Nos hospitais e unidades de pronto atendimento de Canoas, nesta quinta-feira (13), era mais provável ser atendido por um segurança do que por um médico.
Em meio a uma crise financeira a que se somou uma operação do Ministério Público na semana passada por suspeita de fraude em contratos, funcionários do Grupo de Apoio à Medicina Preventiva e à Saúde Pública (Gamp) mantêm há quatro semanas os atendimentos nas unidades que eram geridas pela empresa limitados a casos graves, em que há risco significativo de evoluir para morte (protocolo laranja) ou gravíssimos, com necessidade de atendimento imediato e risco de morte (vermelho). No dia 7, a Justiça determinou que a prefeitura assumisse as unidades e, na terça-feira (11), o Executivo nomeou interventor, mantendo funcionários.
Se o cenário não aparenta gravidade, seguranças fazem as vezes de recepcionistas desencorajando pacientes, por vezes mantendo a porta entreaberta. Um exemplo é do Hospital de Pronto Socorro, localizado no bairro Mathias Velho. Ali, os vigilantes avisam a restrição ao atendimento, mas não impedem os pacientes de tentarem a sorte na triagem. Quando o caso não tem gravidade, eles recebem um prazo de atendimento irascível, que os motiva a desistir e procurar atendimento em outro lugar.
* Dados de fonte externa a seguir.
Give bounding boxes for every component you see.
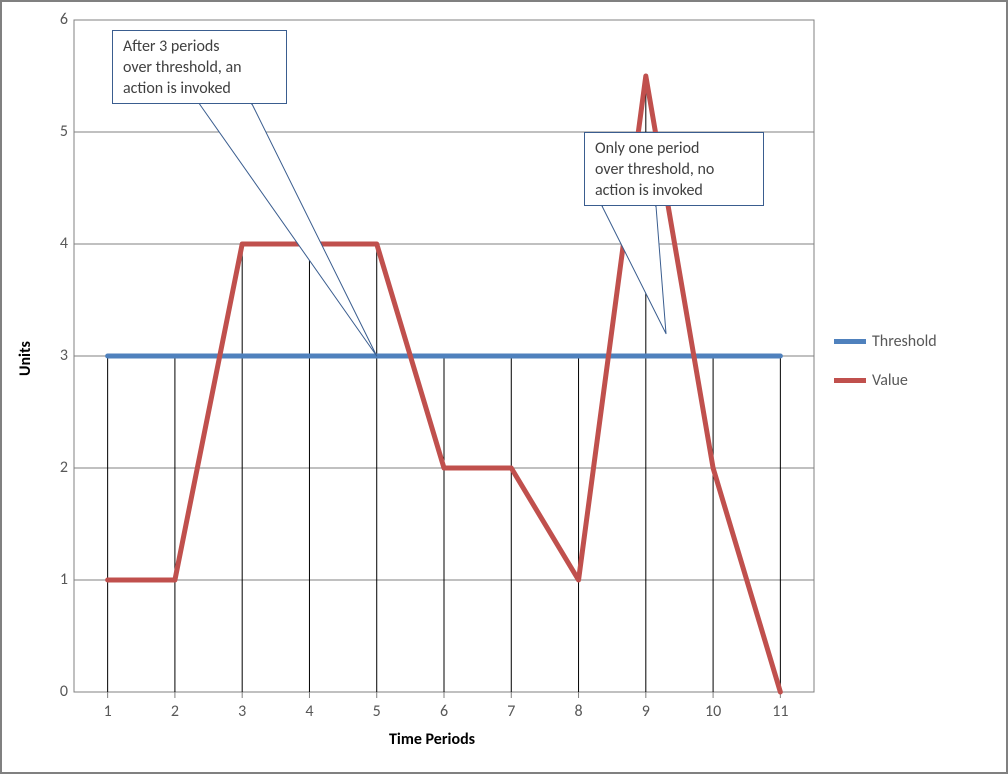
y-tick-2: 2 [50, 458, 68, 477]
x-tick-9: 9 [634, 702, 658, 721]
y-tick-5: 5 [50, 122, 68, 141]
x-tick-7: 7 [499, 702, 523, 721]
x-axis-label: Time Periods [389, 730, 475, 749]
y-tick-0: 0 [50, 682, 68, 701]
legend-item-value: Value [834, 371, 937, 390]
legend-swatch-threshold [834, 339, 866, 344]
y-tick-6: 6 [50, 10, 68, 29]
x-tick-3: 3 [230, 702, 254, 721]
y-tick-1: 1 [50, 570, 68, 589]
legend-label-value: Value [872, 371, 908, 390]
legend: Threshold Value [834, 332, 937, 410]
legend-swatch-value [834, 378, 866, 383]
x-tick-5: 5 [365, 702, 389, 721]
legend-item-threshold: Threshold [834, 332, 937, 351]
legend-label-threshold: Threshold [872, 332, 937, 351]
chart-container: 0 1 2 3 4 5 6 1 2 3 4 5 6 7 8 9 10 11 Time Periods Units Thr… [0, 0, 1008, 774]
callout-left: After 3 periodsover threshold, anaction … [112, 30, 287, 104]
y-tick-4: 4 [50, 234, 68, 253]
x-tick-10: 10 [701, 702, 725, 721]
x-tick-8: 8 [567, 702, 591, 721]
y-axis-label: Units [16, 341, 35, 376]
y-tick-3: 3 [50, 346, 68, 365]
x-tick-2: 2 [163, 702, 187, 721]
x-tick-4: 4 [297, 702, 321, 721]
callout-right: Only one periodover threshold, noaction … [584, 132, 764, 206]
x-tick-1: 1 [96, 702, 120, 721]
x-tick-11: 11 [768, 702, 792, 721]
x-tick-6: 6 [432, 702, 456, 721]
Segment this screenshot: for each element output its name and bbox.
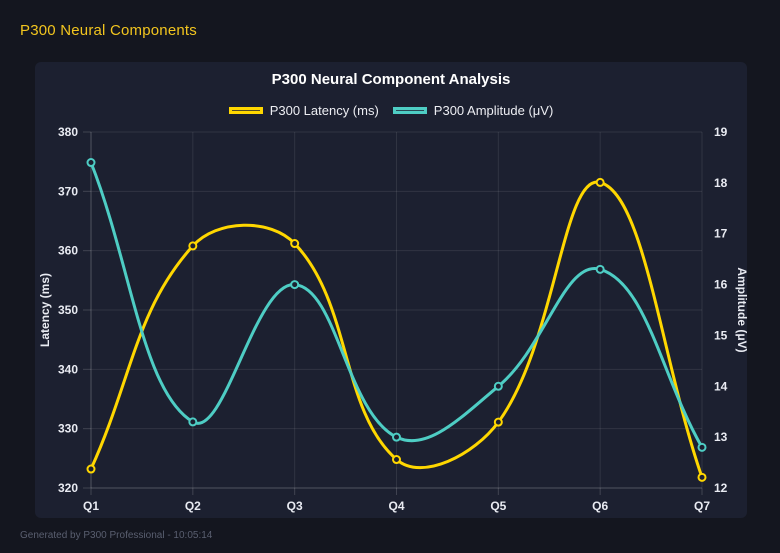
data-point-series-0[interactable] — [86, 464, 96, 474]
data-point-series-1[interactable] — [595, 264, 605, 274]
left-axis-title: Latency (ms) — [38, 273, 52, 347]
page-title: P300 Neural Components — [20, 22, 198, 39]
x-axis-tick-label: Q7 — [694, 499, 710, 513]
data-point-series-0[interactable] — [290, 239, 300, 249]
x-axis-tick-label: Q4 — [388, 499, 404, 513]
chart-canvas: 320 330 340 350 360 370 380 12 13 14 15 16 17 18 19 Q1 Q… — [38, 125, 747, 513]
x-axis-tick-label: Q1 — [83, 499, 99, 513]
x-axis-tick-label: Q2 — [185, 499, 201, 513]
x-axis-tick-label: Q6 — [592, 499, 608, 513]
data-point-series-1[interactable] — [188, 417, 198, 427]
chart-legend: P300 Latency (ms) P300 Amplitude (μV) — [35, 103, 747, 118]
right-axis-tick-label: 19 — [714, 125, 728, 139]
data-point-series-1[interactable] — [290, 280, 300, 290]
data-point-series-1[interactable] — [697, 442, 707, 452]
data-point-series-1[interactable] — [392, 432, 401, 442]
data-point-series-0[interactable] — [493, 417, 503, 427]
x-axis-tick-label: Q3 — [287, 499, 303, 513]
right-axis-tick-label: 12 — [714, 481, 728, 495]
amplitude-legend-swatch — [392, 107, 427, 114]
left-axis-tick-label: 380 — [58, 125, 78, 139]
right-axis-tick-label: 15 — [714, 328, 728, 342]
legend-item-latency[interactable]: P300 Latency (ms) — [228, 103, 379, 118]
right-axis-title: Amplitude (μV) — [735, 267, 747, 352]
left-axis-tick-label: 360 — [58, 244, 78, 258]
left-axis-tick-label: 330 — [58, 422, 78, 436]
right-axis-tick-label: 16 — [714, 278, 728, 292]
right-axis-tick-label: 13 — [714, 430, 728, 444]
left-axis-tick-label: 350 — [58, 303, 78, 317]
right-axis-tick-label: 17 — [714, 227, 728, 241]
data-point-series-0[interactable] — [595, 177, 605, 187]
data-point-series-0[interactable] — [392, 455, 401, 465]
x-axis-tick-label: Q5 — [490, 499, 506, 513]
right-axis-tick-label: 14 — [714, 379, 728, 393]
left-axis-tick-label: 340 — [58, 362, 78, 376]
data-point-series-0[interactable] — [697, 472, 707, 482]
chart-panel: P300 Neural Component Analysis P300 Late… — [35, 62, 747, 518]
legend-label-latency: P300 Latency (ms) — [269, 103, 379, 118]
data-point-series-1[interactable] — [86, 158, 96, 168]
latency-legend-swatch — [228, 107, 263, 114]
generated-footer: Generated by P300 Professional - 10:05:1… — [20, 530, 213, 541]
legend-label-amplitude: P300 Amplitude (μV) — [433, 103, 554, 118]
legend-item-amplitude[interactable]: P300 Amplitude (μV) — [392, 103, 554, 118]
left-axis-tick-label: 370 — [58, 184, 78, 198]
chart-title: P300 Neural Component Analysis — [271, 71, 511, 88]
left-axis-tick-label: 320 — [58, 481, 78, 495]
right-axis-tick-label: 18 — [714, 176, 728, 190]
data-point-series-1[interactable] — [493, 381, 503, 391]
data-point-series-0[interactable] — [188, 241, 198, 251]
Foi o que aconteceu com o casal Everton Leal e Jessilin Freitas, que procurou o HPS para atender a menina Ana Gabrielly, que aparentava ter torcido ou quebrado o tornozelo, e não conseguia encostá-lo no chão. O prazo recebido para averiguar a suspeita de fratura era de 12 a 18 horas. O casal esperou duas horas antes de deixar a emergência.
— Não adianta procurarmos uma UPA (unidade de pronto-atendimento) porque não tem raio X nelas. Vamos desistir e procurar um atendimento particular em Cachoeirinha. É o único jeito — declara Everton.
Tudo no colo de duas UPAs
A resignação e desalento do casal é a tônica da cidade. Quem procura as unidades geridas pelo Gamp, como a UPA Caçapava, a UPA Rio Branco ou o Hospital de Pronto-Socorro, é orientado a buscar a UPA Boqueirão, no bairro Guajuviras, que atende 24 horas. Outra alternativa é a UPA Niterói, ambas administradas pelo Hospital Nossa Senhora das Graças. Mesmo centralizando o pronto atendimento pelo SUS na cidade, a UPA Boqueirão estava cheia, mas não lotada, na tarde desta quinta-feira.
— A verdade é que o pessoal já nem está vindo, porque sabe que o atendimento é demorado demais. Prefere tentar em outra cidade — conta uma funcionária que pediu para não ser identificada por não ser autorizada a dar informações.
A verdade é que o pessoal já nem está vindo, porque sabe que o atendimento é demorado demais. Prefere tentar em outra cidade
FUNCIONÁRIA DE UPA DE CANOAS
Outra dificuldade relatada é de as UPAs encaminharem pacientes aos hospitais. Margarida Correa, por exemplo, declarou ter feito um rodízio de dois dias por diferentes unidades tentando convencer os médicos de que a mãe, Neli, aparentando problemas renais, precisava ser hospitalizada para realizar exames.
— Em uma delas, percebi que ela "faria aniversário" apenas recebendo dipirona em observação até eu desistir. Assinei um protocolo para tirar ela de lá por minha conta e risco. Hoje à tarde, finalmente consegui que ela desse entrada no Gracinha (Hospital Nossa Senhora das Graças) — conta.
Embora não seja ligado ao Gamp, o Hospital Nossa Senhora das Graças também restringiu atendimentos em sua emergência pelo SUS a casos graves e gravíssimos sob a mesma justificativa de o Estado não estar repassando recursos.
Prefeito retorna de Brasília sem dinheiro
Enquanto os pacientes de Canoas perambulavam nesta quinta-feira de emergência em emergência, o prefeito de Canoas, Luiz Carlos Busato, fracassou na tentativa de obter ajuda financeira do governo federal para a saúde do município. Na expectativa de ser recebido por Michel Temer, ele teve reuniões em Brasília com os ministros Eliseu Padilha (Casa Civil) e Gilberto Occhi (Saúde).
— A saúde pública não só de Canoas, mas do Estado do Rio Grande do Sul, pode entrar em colapso — sustenta Busato, que recebe pacientes de diferentes cidades da Região Metropolitana.
Apesar de o governo federal ter negado ajuda financeira, afirmando que não há dinheiro disponível, o Planalto se comprometeu em disponibilizar duas pessoas do Grupo Hospitalar Conceição (GHC) e parte da equipe do Sírio-Libanês que está atuando no RS para analisar a situação de Canoas e propor um novo modelo de gestão.